Martin Schottky (Germany)
Vorarbeiten zu einer Königsliste Kaukasisch-Iberiens. 6. Herrscher im Umkreis Petrus des Iberers, pp. 203-225
Keywords: Caucasian history, Georgia (Caucasus), Iberia (Caucasus), Peter the Iberian, Roman Eastern Frontier, Sasanians
Abstract
Prolegomena to a King List of Caucasian Iberia. 6. Rulers around Peter the Iberian
After Aspacures and his son Piran, who is called Ultra („beyond“) by our Latin source Ammianus Marcellinus, Bakur ruled over Iberia. He is not identical with one Bacurius, who served in the Roman army between 368 and 394. This Bacurius, the son of Aspacures’ cousin and rival Sauromaces, never became king.

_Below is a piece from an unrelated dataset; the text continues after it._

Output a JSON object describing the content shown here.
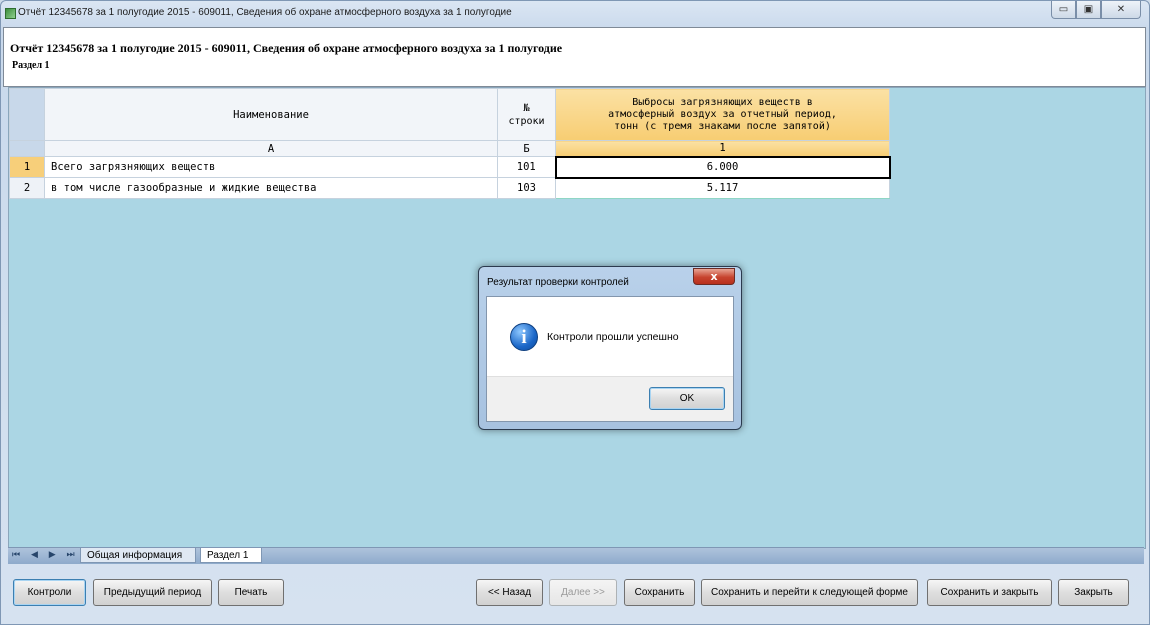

His great-cousin Bakur, who is styled „the great Bakurios“ by John Rufus, biographer of Peter the Iberian, had several children. One daughter he married to Bosmarios / Busmir, who became by her father of Marowan / Murwanos, later called Peter the Iberian, „miaphysitic“ (= monophysitic) bishop of Mayuma near Gaza. Meanwhile, Bakur’s male descendants succeeded on the Iberian throne. One of them was Arsilios, painted as an ascetic ruler by John Rufus, whereas the Georgian Chronicle lets Arch’il be the grandfather of Vaxtang Gorgasali. Another of Peter’s relatives was Pharasmanios (= Pharasmanes, P’arsman), who is wrongly set in the time of the emperor Arcadius by John Rufus. He was perhaps a younger son of Bakur and could have ruled after Arsilios. But his reign may have been a pure regency for Arsilios’ heir.